Think of a battery as a water balloon. The mAh measures how much water is in the balloon. Voltage tells you how big a hole you have in neck of the balloon. Amps tells you how much pressure is being exerted on the balloon. Resistance measures how much fabric you have blocking the water from coming out.
So...more or less mAh is more or less Water. Basically what volume of water you have to work with. Voltage tells you how much water you can let out of the balloon at one time. A bigger neck on a balloon will let more water out at one instant. More or less amps measures how fast the water is moving out of the balloon. More pressure on the balloon makes the water come out faster. The Resistance over the neck slows the water from flowing. The less resistance, the more efficiently the water will be delivered.
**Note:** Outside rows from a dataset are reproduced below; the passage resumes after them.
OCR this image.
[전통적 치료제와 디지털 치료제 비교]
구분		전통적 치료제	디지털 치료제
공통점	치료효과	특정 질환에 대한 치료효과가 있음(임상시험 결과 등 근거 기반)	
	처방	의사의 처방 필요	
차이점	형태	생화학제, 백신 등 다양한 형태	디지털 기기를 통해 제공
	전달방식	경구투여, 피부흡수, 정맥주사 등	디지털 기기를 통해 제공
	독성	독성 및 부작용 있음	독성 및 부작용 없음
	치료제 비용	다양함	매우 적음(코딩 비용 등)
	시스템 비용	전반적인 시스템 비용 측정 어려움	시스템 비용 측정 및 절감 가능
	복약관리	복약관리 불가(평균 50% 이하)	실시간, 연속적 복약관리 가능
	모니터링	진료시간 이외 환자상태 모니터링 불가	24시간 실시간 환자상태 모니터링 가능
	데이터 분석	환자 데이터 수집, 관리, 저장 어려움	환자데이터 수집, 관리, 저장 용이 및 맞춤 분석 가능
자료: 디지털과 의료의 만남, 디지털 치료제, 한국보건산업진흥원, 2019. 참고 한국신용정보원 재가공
The main things Airsofters are concerned with are how much water they have and how much they can deliver at one time. mAh and Volts. For advanced users, the discharge rate (measure in Amperes, varies from 20A ro 35A -- 30A is ideal)
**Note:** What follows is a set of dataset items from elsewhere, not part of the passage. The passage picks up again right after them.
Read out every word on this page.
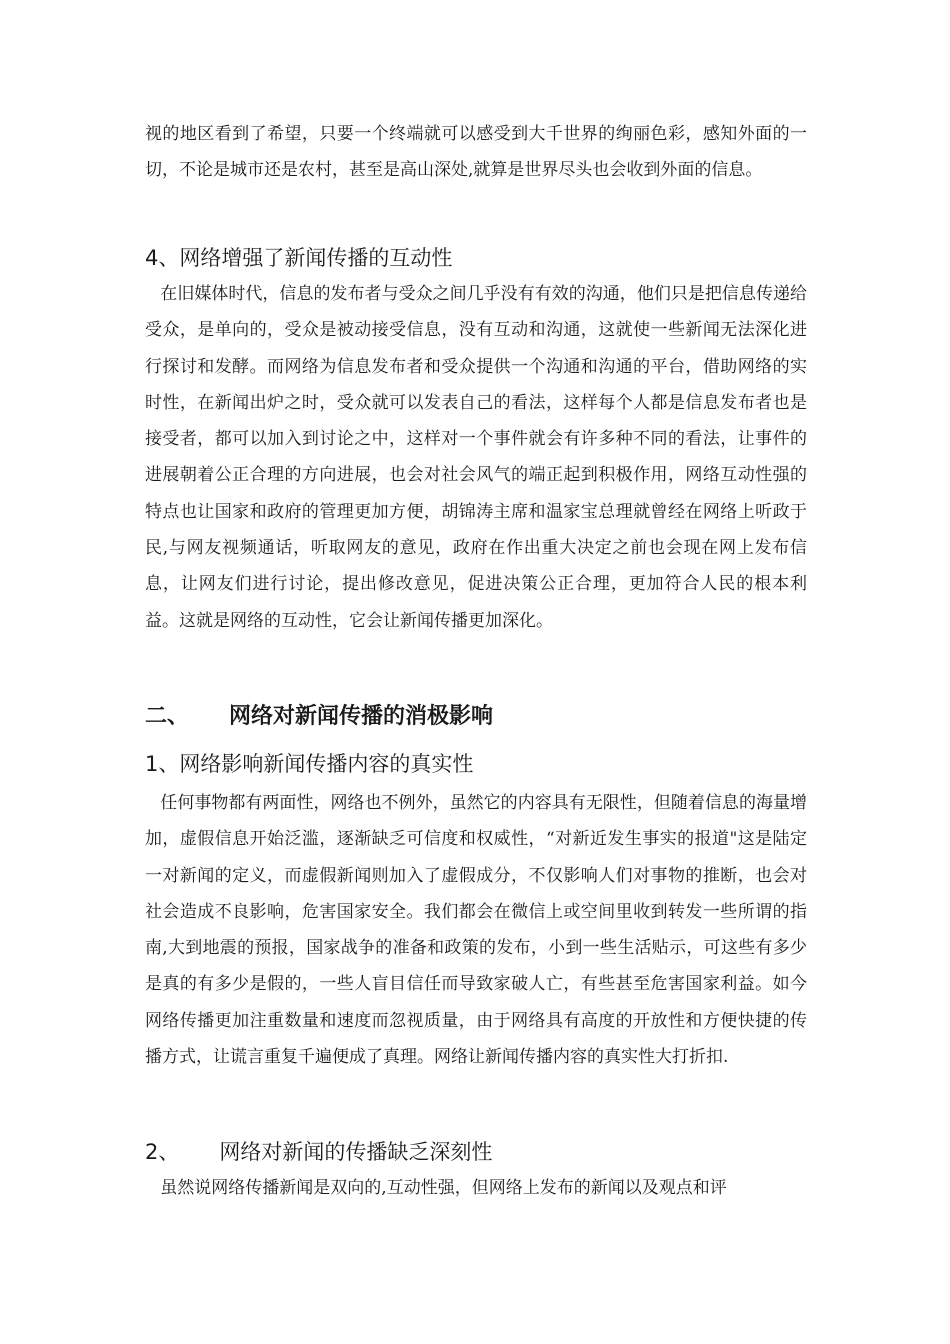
视的地区看到了希望，只要一个终端就可以感受到大千世界的绚丽色彩，感知外面的一切，不论是城市还是农村，甚至是高山深处,就算是世界尽头也会收到外面的信息。

4、网络增强了新闻传播的互动性

在旧媒体时代，信息的发布者与受众之间几乎没有有效的沟通，他们只是把信息传递给受众，是单向的，受众是被动接受信息，没有互动和沟通，这就使一些新闻无法深化进行探讨和发酵。而网络为信息发布者和受众提供一个沟通和沟通的平台，借助网络的实时性，在新闻出炉之时，受众就可以发表自己的看法，这样每个人都是信息发布者也是接受者，都可以加入到讨论之中，这样对一个事件就会有许多种不同的看法，让事件的进展朝着公正合理的方向进展，也会对社会风气的端正起到积极作用，网络互动性强的特点也让国家和政府的管理更加方便，胡锦涛主席和温家宝总理就曾经在网络上听政于民,与网友视频通话，听取网友的意见，政府在作出重大决定之前也会现在网上发布信息，让网友们进行讨论，提出修改意见，促进决策公正合理，更加符合人民的根本利益。这就是网络的互动性，它会让新闻传播更加深化。

二、 网络对新闻传播的消极影响
1、网络影响新闻传播内容的真实性

任何事物都有两面性，网络也不例外，虽然它的内容具有无限性，但随着信息的海量增加，虚假信息开始泛滥，逐渐缺乏可信度和权威性，“对新近发生事实的报道"这是陆定一对新闻的定义，而虚假新闻则加入了虚假成分，不仅影响人们对事物的推断，也会对社会造成不良影响，危害国家安全。我们都会在微信上或空间里收到转发一些所谓的指南,大到地震的预报，国家战争的准备和政策的发布，小到一些生活贴示，可这些有多少是真的有多少是假的，一些人盲目信任而导致家破人亡，有些甚至危害国家利益。如今网络传播更加注重数量和速度而忽视质量，由于网络具有高度的开放性和方便快捷的传播方式，让谎言重复千遍便成了真理。网络让新闻传播内容的真实性大打折扣.

2、 网络对新闻的传播缺乏深刻性

虽然说网络传播新闻是双向的,互动性强，但网络上发布的新闻以及观点和评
You should usually aim to get the battery with the highest mAh rating you can because it will last longer. This is why it is preferable to use a "large" type battery (generally between 1200mAH and 3000mAH) as opposed to a "small" type battery (generally 600 mAh). There will be no adverse side effects to using a battery with a higher capacity; it will simply last longer before it runs out of juice. A battery with a higher mAH rating will not damage a gun.
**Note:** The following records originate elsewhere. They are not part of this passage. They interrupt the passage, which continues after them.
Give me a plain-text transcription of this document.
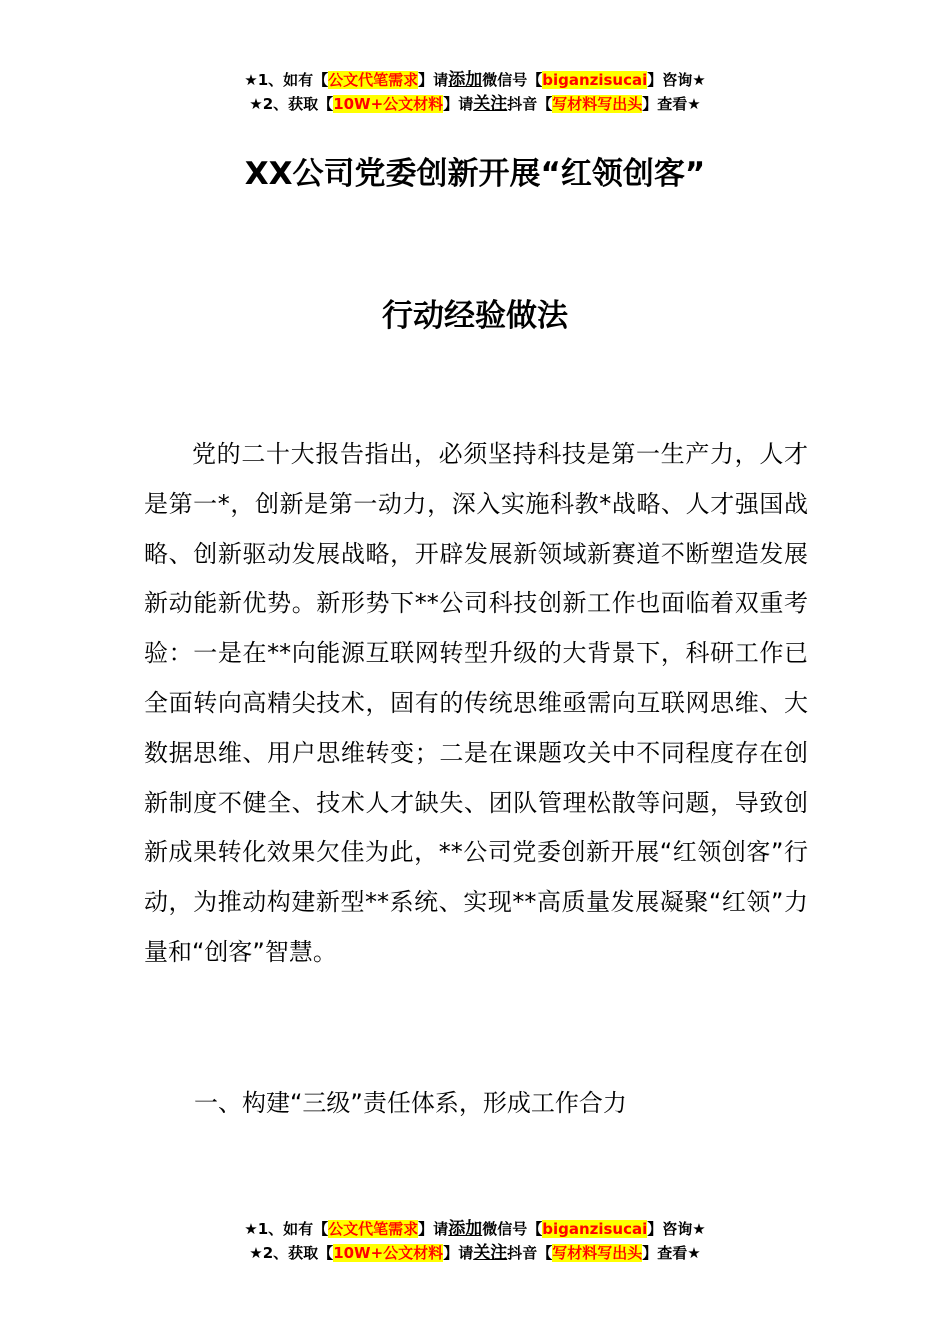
★1、如有【公文代笔需求】请添加微信号【biganzisucai】咨询★
★2、获取【10W+公文材料】请关注抖音【写材料写出头】查看★
XX公司党委创新开展“红领创客”
行动经验做法

党的二十大报告指出，必须坚持科技是第一生产力，人才是第一*，创新是第一动力，深入实施科教*战略、人才强国战略、创新驱动发展战略，开辟发展新领域新赛道不断塑造发展新动能新优势。新形势下**公司科技创新工作也面临着双重考验：一是在**向能源互联网转型升级的大背景下，科研工作已全面转向高精尖技术，固有的传统思维亟需向互联网思维、大数据思维、用户思维转变；二是在课题攻关中不同程度存在创新制度不健全、技术人才缺失、团队管理松散等问题，导致创新成果转化效果欠佳为此，**公司党委创新开展“红领创客”行动，为推动构建新型**系统、实现**高质量发展凝聚“红领”力量和“创客”智慧。

一、构建“三级”责任体系，形成工作合力
★1、如有【公文代笔需求】请添加微信号【biganzisucai】咨询★
★2、获取【10W+公文材料】请关注抖音【写材料写出头】查看★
The capacity rating of milliAmp hours means that if you drew the rated amount of milliamps from the battery, that the battery will last for 1 hour before "dieing". For example, a 3000 mAH battery can deliver 3 amps (1 Amp = 1000 milliamps) for one hour continuously, 6 amps for 30 minutes, or 1.5 amps for 2 hours. A battery's rating is usually "\20H", meaning that the rating is for 20 hours. For example, a 3000 mAH battery is specified to deliver 150 mA for 20 hours. The batteries will have a slightly less capacity in an AEG application (where they will be providing a high current for a short time) since the higher load is more stressful for the batteries, but you can still compare mAH ratings between batteries.
The battery's voltage determines how much power the motor will have. Stock AEGs take an 8.4 volt battery. Upgraded AEGs sometimes need higher voltage battery packs, such as 9.6, 10.8, and the insane 12 volt pack. The higher voltage will make the motor turn faster (higher ROF) and/or harder (to drive those bigger springs). Please also note that a higher voltage battery will put much more stress on your motor and the mechbox internals. You can easily tell what voltage a battery has by counting the number of cells; each NiCd or NiMH cell is nominally 1.2 volts. A 10 cell pack has 12 volts. A 7 cell pack is a standard 8.4 volt pack. The power of the motor (measured in either watts(W) or Horsepower(HP), 746 W = 1 HP) is a function of the voltage it is being fed and the Current it is drawing. Watts equals Current (in Amps, 1000 Milliamps = 1 Amp) times voltage. Please note that the motor will draw more amps running at a higher voltage since it acts somewhat (not quite, but good enough for a simple comparison) like a resistor. The motor follows Ohm's law: Current(in amps) = Voltage divided by Resistance (in ohms). The resistance of the motor stays somewhat constant. So, the amount of current the motor draws will increase linearly with the voltage. Since the power of the motor is volts multiplied by current (which also increases with the voltage), the motor's power increases with the square of the voltage, while the current increases linearly with the voltage increase.